Among the many costly mistakes made by free India’s governments, the first was in not sending CP to advocate India’s cause in the UN vis-à-vis Kashmir. After visiting China in 1955 as a delegate of the UGC, CP sent warning signals to Nehru which was unfortunately not heeded, and the nation paid a heavy price for it through the Sino-Indian War of 1962. When Article 356 was misused in 1959 to dismiss the E.M.S. government in Kerala, the legal eagle in him was the first to oppose the action, never mind the fact that it was a Communist government that got axed. CP was spiritually grounded and detached to material wealth accumulation. He contributed heavily to charity throughout his life. He started the Vanchi Poor Fund after witnessing a boy sleeping on the pavement near the Secretariat. It’s unfair to credit the legion achievements of the Chithira Thirunal era to the ruler and treat the Dewan as a whipping boy to attribute all its ills to. The distinguished historian A. Sreedhara Menon is clear on that count in his work ‘Triumph and Tragedy in Travancore: Annals of Sir CP's Sixteen Years.’ Every achievement of the period starting from the epoch making Temple Entry Proclamation has the stamp of CP on it. Projects like Pallivasal Hydroelectric, Titanium and Rayon wouldn’t have materialized without CP at the helm. The grand reception the masses accorded to CP when he returned to Travancore in 1960 was as much a display of longing for a great administrator as revulsion of the communism experiment they had to undergo. He was taken all the way to Kanyakumari along the 88 kilometer cement highway built by him, to a rousing welcome.

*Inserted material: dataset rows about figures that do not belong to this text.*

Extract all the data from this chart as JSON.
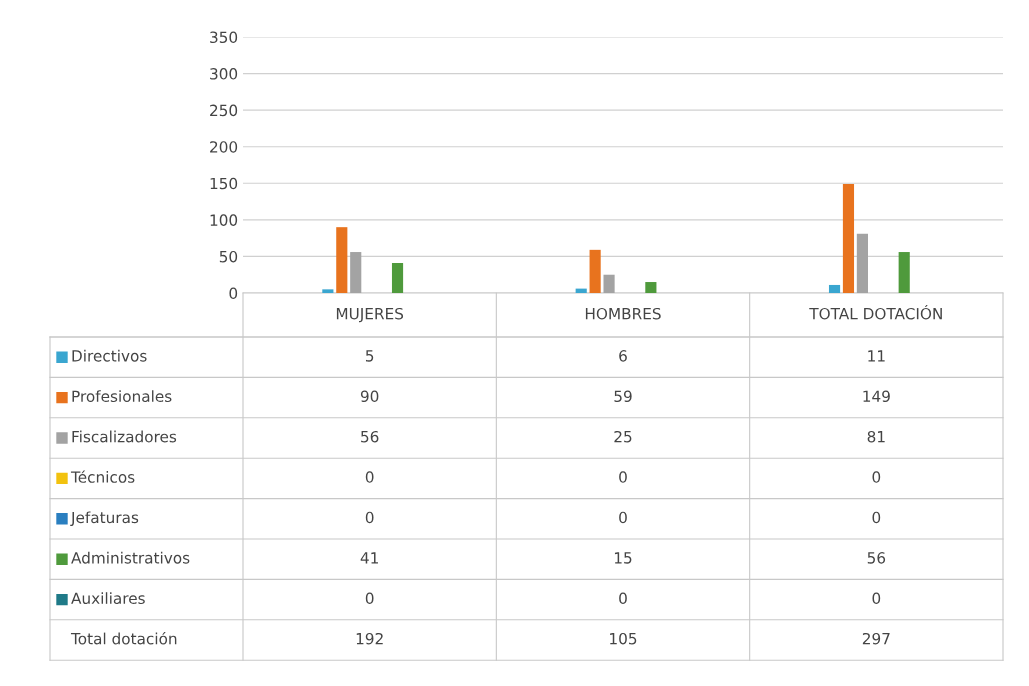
{
  "chart_data": {
    "type": "bar",
    "categories": [
      "MUJERES",
      "HOMBRES",
      "TOTAL DOTACIÓN"
    ],
    "series": [
      {
        "name": "Directivos",
        "color": "#3aa6d0",
        "values": [
          5,
          6,
          11
        ]
      },
      {
        "name": "Profesionales",
        "color": "#e8731e",
        "values": [
          90,
          59,
          149
        ]
      },
      {
        "name": "Fiscalizadores",
        "color": "#a3a3a3",
        "values": [
          56,
          25,
          81
        ]
      },
      {
        "name": "Técnicos",
        "color": "#f2c20f",
        "values": [
          0,
          0,
          0
        ]
      },
      {
        "name": "Jefaturas",
        "color": "#2a7fc0",
        "values": [
          0,
          0,
          0
        ]
      },
      {
        "name": "Administrativos",
        "color": "#4f9a3c",
        "values": [
          41,
          15,
          56
        ]
      },
      {
        "name": "Auxiliares",
        "color": "#1f7a88",
        "values": [
          0,
          0,
          0
        ]
      }
    ],
    "ylim": [
      0,
      350
    ],
    "yticks": [
      0,
      50,
      100,
      150,
      200,
      250,
      300,
      350
    ],
    "grid": "y",
    "data_labels": true,
    "legend": "bottom",
    "annotations": [
      "Total dotación",
      "192",
      "105",
      "297"
    ]
  }
}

Unlike Robert McNamara, CP never had any reason to regret his military action against the Communists. Leafing through his Biographical Vistas, an account of great men that he brought out in the final year of his life, I read his take on communists, ‘…….Effective planning is possible only when subversive and disruptive forces are under strict control and the danger of the Communist movement lies, not so much in what may be theoretically understandable ideology but in its intrinsic doctrine of strife as an essential element of political and social existence…….’ His conviction that the communist propensity to shatter everything is hardly backed by any remolding, rings ominously true even fifty years later.
It’s high time we recognized the visionaries who shaped our destinies and give them their rightful due. Today, the dearth of icons in public life is such that we turn heroes of civil servants who merely carry out their mundane tasks without fear or favor! It may not be preposterous to suggest that we return to Sir CP, Machiavellian shadows be damned.